A couple of minutes into the speech, my father began to cough mildly. He looked a few rows back to where my mother was sitting and called out, “Mum, could you hand me a glass of water?”
Mum, I thought to myself. Oh, dear. Now this audience of one hundred knows that my father sometimes – well, often – calls my mother “Mum.”
It was something I’d long been mildly embarrassed by. It had a certain Ronald Reagan ring to it, for one thing, and besides that it was just weird. No one else I know, other than parents of babies and toddlers who are trying to model the speaking habits they hope their small children will soon exhibit, refers to their spouse as “Mom” or “Dad.” The thought of calling my own husband “Dad” makes my skin crawl.
But I also remember a specific time when something happened that made this family quirk just a little less embarrassing. I was in college and a new friend had come home with me for the weekend. She heard my father say “Mum” and remarked wistfully, “My dad used to do that, before my parents got divorced. I miss that. Now he doesn’t call her anything directly, and when he refers to her to me, he says ‘Your mother.’”
Stories like this come up now and then when I’m working with memoir clients. I start with the same questions I gave my adult ed classes years ago: What were you named? Who named you that and why? But sometimes other stories emerge as well. An Italian immigrant in her eighties told me about how when she was growing up, every Italian family she knew has a son called Sonny. Another client said he saw it as an emblem of his complicated blended family that he had two half-brothers both named Robert.

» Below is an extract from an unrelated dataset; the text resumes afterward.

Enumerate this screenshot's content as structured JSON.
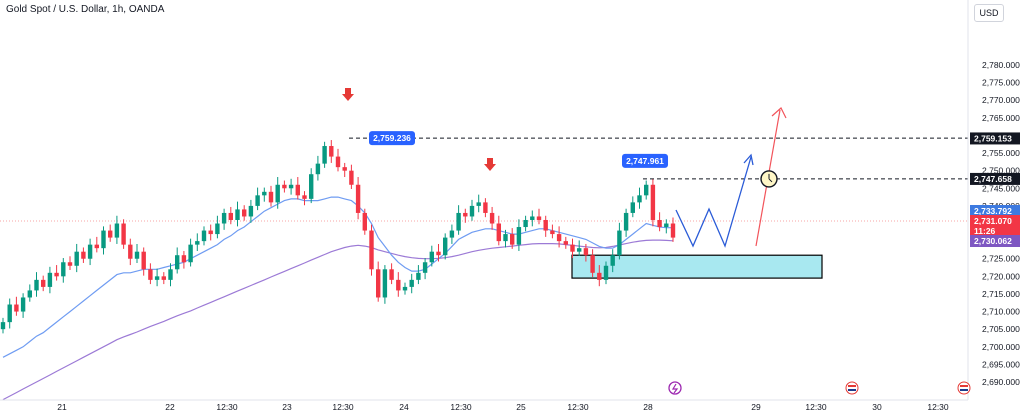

For my part, it’s probably time for me to outgrow my adolescent embarrassment and accept my parents’ peculiar nomenclature habits.
Besides, despite what I feared, Dad doesn’t always call Mom “Mum.” When I told my sister about the speech, the cough, the glass of water, and the ensuing slip-up, she said, “Oh good; I’ll tell my kids that story. Because they once asked me if Dad calls Mom ‘Grandma’ even when there are no grandchildren around.”
So yes, what we are called matters to our story – and sometimes what other people are called becomes part of our story as well. Whether amusing, embarrassing, or just factual, it’s yet another lens through which to look at ourselves and our lives.